Genetic and biochemical evidence for a novel avermectin-sensitive chloride channel in Caenorhabditis elegans -: Isolation and characterization

Avermectins are a class of macrocyclic lactones that is widely used in crop protection and to treat helminth infections in man and animals. Two complementary DNAs (GluCl alpha and GluCl beta) encoding chloride channels that are gated by avermectin and glutamate, respectively, were isolated from Caenorhabditis elegans. To study the role of these subunits in conferring avermectin sensitivity we isolated a mutant C. elegans strain with a Tc1 transposable element insertion that functionally inactivated the GluCl alpha gene (GluCl alpha::Tc1). GluCl alpha::Tc1 animals exhibit a normal phenotype including typical avermectin sensitivity, Xenopus oocytes expressing GluCl alpha::Tc1 strain mRNA elicited reduced amplitude avermectin and glutamate-dependent chloride currents.

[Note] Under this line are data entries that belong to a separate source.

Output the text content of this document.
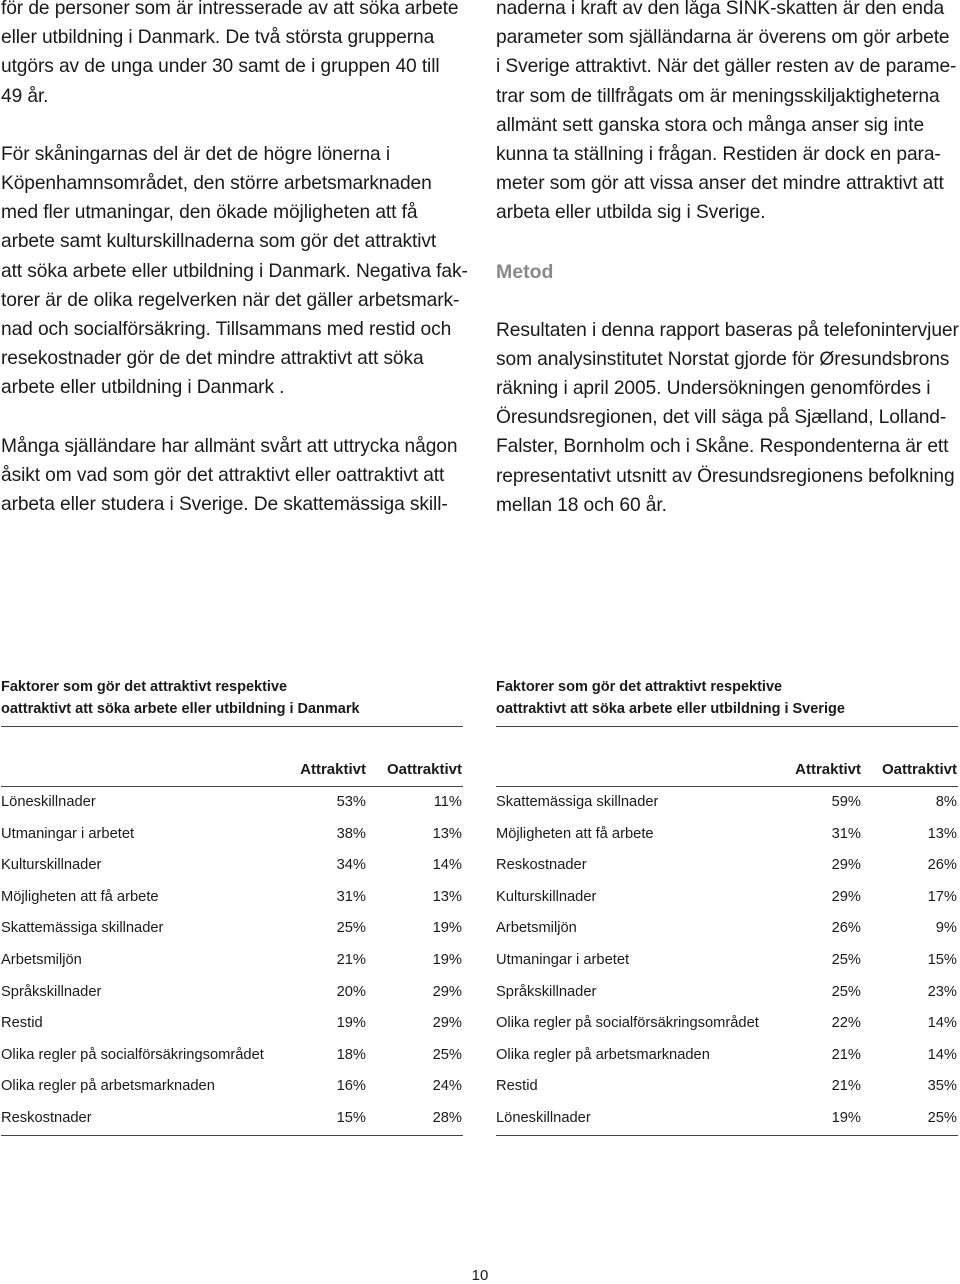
för de personer som är intresserade av att söka arbete
eller utbildning i Danmark. De två största grupperna
utgörs av de unga under 30 samt de i gruppen 40 till
49 år.

För skåningarnas del är det de högre lönerna i
Köpenhamnsområdet, den större arbetsmarknaden
med fler utmaningar, den ökade möjligheten att få
arbete samt kulturskillnaderna som gör det attraktivt
att söka arbete eller utbildning i Danmark. Negativa fak-
torer är de olika regelverken när det gäller arbetsmark-
nad och socialförsäkring. Tillsammans med restid och
resekostnader gör de det mindre attraktivt att söka
arbete eller utbildning i Danmark .

Många själländare har allmänt svårt att uttrycka någon
åsikt om vad som gör det attraktivt eller oattraktivt att
arbeta eller studera i Sverige. De skattemässiga skill-

naderna i kraft av den låga SINK-skatten är den enda
parameter som själländarna är överens om gör arbete
i Sverige attraktivt. När det gäller resten av de parame-
trar som de tillfrågats om är meningsskiljaktigheterna
allmänt sett ganska stora och många anser sig inte
kunna ta ställning i frågan. Restiden är dock en para-
meter som gör att vissa anser det mindre attraktivt att
arbeta eller utbilda sig i Sverige.

Metod

Resultaten i denna rapport baseras på telefonintervjuer
som analysinstitutet Norstat gjorde för Øresundsbrons
räkning i april 2005. Undersökningen genomfördes i
Öresundsregionen, det vill säga på Sjælland, Lolland-
Falster, Bornholm och i Skåne. Respondenterna är ett
representativt utsnitt av Öresundsregionens befolkning
mellan 18 och 60 år.

Faktorer som gör det attraktivt respektive
oattraktivt att söka arbete eller utbildning i Danmark

Attraktivt Oattraktivt
Löneskillnader	53%	11%
Utmaningar i arbetet	38%	13%
Kulturskillnader	34%	14%
Möjligheten att få arbete	31%	13%
Skattemässiga skillnader	25%	19%
Arbetsmiljön	21%	19%
Språkskillnader	20%	29%
Restid	19%	29%
Olika regler på socialförsäkringsområdet	18%	25%
Olika regler på arbetsmarknaden	16%	24%
Reskostnader	15%	28%

Faktorer som gör det attraktivt respektive
oattraktivt att söka arbete eller utbildning i Sverige

Attraktivt Oattraktivt
Skattemässiga skillnader	59%	8%
Möjligheten att få arbete	31%	13%
Reskostnader	29%	26%
Kulturskillnader	29%	17%
Arbetsmiljön	26%	9%
Utmaningar i arbetet	25%	15%
Språkskillnader	25%	23%
Olika regler på socialförsäkringsområdet	22%	14%
Olika regler på arbetsmarknaden	21%	14%
Restid	21%	35%
Löneskillnader	19%	25%
10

Avermectin binding assays in GluCl alpha::Tc1 strain membranes showed the presence of high affinity binding sites, with a reduced B-max. These experiments suggest that GluCl alpha is a target for avermectin and that additional glutamate-gated and avermectin-sensitive chloride channel subunits exist in C. elegans. We isolated a cDNA (GluCl alpha 2) encoding a chloride channel that shares 75% amino acid identity with GluCl alpha. This subunit forms homomeric channels that are gated irreversibly by avermectin and reversibly by glutamate, GluCl alpha 2 coassembles with GluCl beta to form heteromeric channels that are gated by both ligands. The presence of subunits related to GluCl alpha may explain the low level and rarity of target site involvement in resistance to the avermectin class of compounds.